A l’inverse, les macrophages M2 possèdent une faible activité microbicide. L’IL-4 et l’IL-13 modulent l’activité pro-inflammatoire de l’IL-1β via la production d’IL-1ra, un antagoniste endogène des récepteurs à 1 et l’augmentation de l’expression du récepteur leurre à l’IL-1 appelé IL-l’IL-1RII (Mantovani et al., 200l’IL-1; Martinez et al., 2008). Dans les monocytes, une diminution de la production d’IL-1β est associée à une augmentation de l’IL-1ra (Fenton et

al., 1992). Il a également été observé que l’IL-4 et l’IL-13 diminuent l’expression de la

caspase-1, responsable du clivage de la pro-IL-1β sous sa forme active (Scotton et al., 2005). Une diminution de la production des cytokines pro-inflammatoires TNF-α, IL-1β, IL-6, IL-12 et IFN-γ est également observée dans les macrophages M2a (Mantovani et al., 2004; Martinez

et al., 2008) qui ont un faible pouvoir microbicide. (Gordon, 2003; Novak et al., 2013).
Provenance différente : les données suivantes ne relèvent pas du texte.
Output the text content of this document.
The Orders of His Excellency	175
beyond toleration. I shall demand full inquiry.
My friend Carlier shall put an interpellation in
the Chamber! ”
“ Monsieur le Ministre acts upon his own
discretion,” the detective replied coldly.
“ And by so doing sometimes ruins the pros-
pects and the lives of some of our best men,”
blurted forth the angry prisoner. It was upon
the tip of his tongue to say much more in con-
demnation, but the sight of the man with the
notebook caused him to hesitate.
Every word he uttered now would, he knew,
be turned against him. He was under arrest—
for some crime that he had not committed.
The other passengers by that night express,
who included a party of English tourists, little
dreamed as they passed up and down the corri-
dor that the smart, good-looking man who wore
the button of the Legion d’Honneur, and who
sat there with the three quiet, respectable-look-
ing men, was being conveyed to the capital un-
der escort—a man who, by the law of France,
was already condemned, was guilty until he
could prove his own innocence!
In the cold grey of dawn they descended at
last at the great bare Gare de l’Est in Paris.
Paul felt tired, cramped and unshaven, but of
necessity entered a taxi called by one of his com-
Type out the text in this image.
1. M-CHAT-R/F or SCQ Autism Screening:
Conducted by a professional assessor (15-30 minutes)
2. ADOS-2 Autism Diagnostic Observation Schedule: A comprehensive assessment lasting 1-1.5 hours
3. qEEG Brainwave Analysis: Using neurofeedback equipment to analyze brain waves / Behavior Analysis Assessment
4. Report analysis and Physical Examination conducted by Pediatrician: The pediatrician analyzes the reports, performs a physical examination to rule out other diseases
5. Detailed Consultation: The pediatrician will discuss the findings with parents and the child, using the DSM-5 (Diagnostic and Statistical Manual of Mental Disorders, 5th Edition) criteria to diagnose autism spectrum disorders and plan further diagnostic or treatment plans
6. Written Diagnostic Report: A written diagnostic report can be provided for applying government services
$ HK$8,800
L’expression du TGF-β est augmentée dans les macrophages M2a dérivés de monocytes humains (Martinez et al., 2006; Jaguin et al., 2013) et au cours de l’ingestion de cellules apoptotiques (Brancato et al., 2011). Le TGF-β contribue à la réparation et à la régénération tissulaire en induisant la différentiation des fibroblastes en myofibroblastes et la production de collagène par ces derniers (Song et al., 2000; Gordon, 2003; Novak et al., 2013). Les macrophages M2a sont capables de synthétiser directement des composants de la matrice extracellulaire comme le collagène de type VI (Schnoor et al., 2008), la fibronectine et la protéine BetaIG-H3 (Gratchev et al., 2001; Gordon, 2003; Martinez et al., 2006). Cette protéine, BetaIG-H3 entraîne l’adhésion et la migration des monocytes et fibroblastes afin d’assurer le processus de réparation tissulaire et d’augmenter la synthèse de collagène par les fibroblastes (Nacu et al., 2008).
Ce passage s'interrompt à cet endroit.